Le développement d’algorithmes comme ChatGPT ou Midjourney implique l’utilisation de vastes ensembles de données qui doivent être analysées par des individus. Ces personnes, communément appelées « annotateurs », sont essentielles pour le bon fonctionnement de ces technologies, mais elles sont souvent en situation de précarité, rémunérées de manière insuffisante et restent dans l’ombre.
Le quotidien difficile des travailleurs du clic pour former les intelligences artificielles
En 2021, Mophat Okinyi se retrouve confronté chaque jour à des centaines de textes contenant des descriptions choquantes de viol, d’inceste, ou de nécrophilie. Son travail chez Sama, une entreprise de traitement de données chargée de former un modèle d’intelligence artificielle (IA), consiste à annoter ces textes pour indiquer au logiciel ce qui est problématique.
Les employés de base à qui revient cette tâche sont rémunérés à hauteur de 21 000 shillings kenyans par mois, une somme symbolique qui n’efface pas les cicatrices laissées par ce travail. Mophat affirme que cette expérience affecte encore aujourd’hui ses relations familiales. Ce calvaire rappelle celui des modérateurs de contenu des réseaux sociaux, une réalité qui cache un aspect sombre de l’industrie de l’IA.
Selon Antonio Casilli, professeur à l’Institut polytechnique de Paris, l’IA repose en réalité sur un travail humain considérable et indispensable, mobilisant des millions de travailleurs invisibles à travers le monde. Ces travailleurs, souvent oubliés, réalisent des tâches cruciales pour l’entraînement des algorithmes, souvent dans des conditions de précarité et de secret.
Cliquer encore et encore
Que ce soit en interagissant sur les réseaux sociaux ou en identifiant des éléments sur des captchas, les utilisateurs contribuent depuis longtemps à la formation des algorithmes sans rémunération. Cependant, pour créer des modèles IA aussi avancés que ChatGPT ou Midjourney, il est nécessaire de disposer de quantités massives de données annotées, un processus essentiellement humain et impossible à automatiser.
« Ce n’est pas suffisant, mais c’est déjà quelque chose »
De nombreuses entreprises ont recours à des sous-traitants pour l’annotation des données, faisant appel à des sociétés comme Sama, Remotasks, Appen ou Toloka, qui emploient des travailleurs indépendants pour des micro-tâches.
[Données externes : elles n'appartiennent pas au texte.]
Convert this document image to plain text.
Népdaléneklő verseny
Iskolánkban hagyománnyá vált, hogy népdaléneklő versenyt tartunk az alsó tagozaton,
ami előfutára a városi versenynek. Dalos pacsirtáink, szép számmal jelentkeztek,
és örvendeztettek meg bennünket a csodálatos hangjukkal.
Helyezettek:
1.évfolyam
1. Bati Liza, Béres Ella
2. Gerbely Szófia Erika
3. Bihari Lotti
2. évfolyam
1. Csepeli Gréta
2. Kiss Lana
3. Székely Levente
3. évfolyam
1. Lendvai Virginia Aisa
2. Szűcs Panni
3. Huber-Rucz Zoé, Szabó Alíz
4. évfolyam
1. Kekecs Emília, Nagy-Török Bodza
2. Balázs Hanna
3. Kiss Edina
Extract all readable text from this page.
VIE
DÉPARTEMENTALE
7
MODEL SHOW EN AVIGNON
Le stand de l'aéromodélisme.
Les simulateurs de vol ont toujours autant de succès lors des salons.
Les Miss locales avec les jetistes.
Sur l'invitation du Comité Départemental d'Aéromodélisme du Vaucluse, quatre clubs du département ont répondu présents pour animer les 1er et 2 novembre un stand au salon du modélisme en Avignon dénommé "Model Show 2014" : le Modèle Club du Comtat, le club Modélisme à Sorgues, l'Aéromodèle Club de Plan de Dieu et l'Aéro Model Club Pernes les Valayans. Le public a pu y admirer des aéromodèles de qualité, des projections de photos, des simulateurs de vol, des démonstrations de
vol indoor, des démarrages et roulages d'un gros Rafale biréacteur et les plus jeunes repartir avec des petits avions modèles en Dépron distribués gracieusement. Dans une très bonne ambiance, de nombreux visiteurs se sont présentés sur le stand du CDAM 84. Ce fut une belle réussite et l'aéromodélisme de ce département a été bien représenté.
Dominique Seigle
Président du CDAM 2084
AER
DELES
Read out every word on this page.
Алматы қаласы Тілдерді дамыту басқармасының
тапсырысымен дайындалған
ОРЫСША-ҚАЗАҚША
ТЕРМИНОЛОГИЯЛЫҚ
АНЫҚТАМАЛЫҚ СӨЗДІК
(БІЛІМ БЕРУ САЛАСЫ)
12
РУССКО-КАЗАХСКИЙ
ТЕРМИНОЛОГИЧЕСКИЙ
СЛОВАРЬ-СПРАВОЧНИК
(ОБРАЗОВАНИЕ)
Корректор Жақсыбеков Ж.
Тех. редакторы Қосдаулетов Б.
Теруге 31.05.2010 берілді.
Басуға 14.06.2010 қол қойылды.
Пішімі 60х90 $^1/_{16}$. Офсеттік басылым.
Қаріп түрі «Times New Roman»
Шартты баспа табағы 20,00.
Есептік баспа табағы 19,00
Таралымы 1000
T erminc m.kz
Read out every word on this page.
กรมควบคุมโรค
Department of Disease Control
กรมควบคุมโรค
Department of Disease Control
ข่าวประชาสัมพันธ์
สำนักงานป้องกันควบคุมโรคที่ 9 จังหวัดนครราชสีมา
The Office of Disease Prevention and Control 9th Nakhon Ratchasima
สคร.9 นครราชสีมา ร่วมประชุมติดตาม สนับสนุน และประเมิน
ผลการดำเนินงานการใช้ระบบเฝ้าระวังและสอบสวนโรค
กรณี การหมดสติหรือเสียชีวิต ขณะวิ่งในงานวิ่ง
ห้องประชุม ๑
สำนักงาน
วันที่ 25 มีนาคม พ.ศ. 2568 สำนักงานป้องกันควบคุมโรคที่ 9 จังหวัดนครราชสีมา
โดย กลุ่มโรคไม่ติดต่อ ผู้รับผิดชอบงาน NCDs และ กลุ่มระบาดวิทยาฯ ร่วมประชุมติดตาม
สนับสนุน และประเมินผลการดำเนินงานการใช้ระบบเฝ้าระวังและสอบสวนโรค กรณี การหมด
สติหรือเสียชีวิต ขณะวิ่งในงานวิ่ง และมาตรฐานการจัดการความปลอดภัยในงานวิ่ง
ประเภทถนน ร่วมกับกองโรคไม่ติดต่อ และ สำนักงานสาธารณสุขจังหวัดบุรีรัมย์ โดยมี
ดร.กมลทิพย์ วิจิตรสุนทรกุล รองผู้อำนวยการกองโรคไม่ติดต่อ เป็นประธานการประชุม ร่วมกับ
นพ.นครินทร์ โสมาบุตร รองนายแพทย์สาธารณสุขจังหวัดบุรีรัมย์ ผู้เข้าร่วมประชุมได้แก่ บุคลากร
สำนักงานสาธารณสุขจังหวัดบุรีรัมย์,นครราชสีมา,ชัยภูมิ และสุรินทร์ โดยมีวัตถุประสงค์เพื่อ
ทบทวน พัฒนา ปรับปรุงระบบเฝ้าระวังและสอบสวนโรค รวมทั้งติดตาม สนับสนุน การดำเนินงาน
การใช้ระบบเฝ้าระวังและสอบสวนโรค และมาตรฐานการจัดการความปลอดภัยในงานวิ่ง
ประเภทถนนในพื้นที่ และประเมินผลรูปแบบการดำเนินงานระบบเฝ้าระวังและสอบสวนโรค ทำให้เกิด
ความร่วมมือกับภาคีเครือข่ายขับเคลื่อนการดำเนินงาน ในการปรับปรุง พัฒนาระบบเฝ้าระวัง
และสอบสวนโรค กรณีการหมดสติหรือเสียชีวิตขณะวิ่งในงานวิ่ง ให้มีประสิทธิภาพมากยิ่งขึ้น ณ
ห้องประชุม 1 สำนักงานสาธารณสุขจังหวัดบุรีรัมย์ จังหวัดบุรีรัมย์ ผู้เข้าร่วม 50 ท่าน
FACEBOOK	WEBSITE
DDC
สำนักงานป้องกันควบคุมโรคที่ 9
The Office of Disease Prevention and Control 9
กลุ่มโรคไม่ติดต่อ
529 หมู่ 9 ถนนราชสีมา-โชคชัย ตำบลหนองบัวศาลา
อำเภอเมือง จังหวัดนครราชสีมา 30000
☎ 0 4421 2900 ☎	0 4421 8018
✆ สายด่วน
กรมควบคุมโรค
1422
Ces travailleurs, souvent recrutés dans des pays à faibles revenus, sont payés des sommes dérisoires pour des tâches parfois complexes et chronophages.
Antonio Casilli souligne que cette pratique de sous-traitance à l’étranger s’apparente à une forme de néo-colonialisme, exploitant la main-d’œuvre peu rémunérée de pays en développement pour les besoins des industries technologiques des pays occidentaux.
Précarité et dépendance
Les travailleurs du clic déplorent souvent des inégalités de traitement et des salaires bas, même pour des tâches effectuées correctement par rapport au marché local. Les conditions de travail, souvent fragmentées et imprévisibles, laissent peu de place à la stabilité et à une rémunération équitable pour les travailleurs indépendants.
Cette exploitation peut parfois prendre des formes extrêmes, avec des étudiants contraints de passer des journées entières à annoter des données pour des salaires inférieurs au minimum légal, dans l’objectif de former des IA au détriment de leur propre bien-être.
« L’IA ne peut pas être éthique si elle est entraînée de façon immorale »
Le manque de transparence entourant l’annotation des données soulève des questions éthiques majeures, notamment concernant l’utilisation de ces informations. Les travailleurs du clic sont souvent dans l’ignorance quant à la destination finale de leurs données, ce qui pose des problèmes d’éthique et de responsabilité.
Mophat Okinyi, ancien analyste qualité chez Sama, milite pour une meilleure reconnaissance et une rémunération juste pour ces travailleurs invisibles, soulignant l’importance de transformer les pratiques du secteur pour garantir une IA éthique et respectueuse des droits des travailleurs.
En somme, l’industrie de l’IA repose en grande partie sur le travail humain invisible et précaire des annotateurs de données, soulignant la nécessité d’une réforme en profondeur pour garantir des conditions de travail équitables et un respect des droits de ces travailleurs du clic.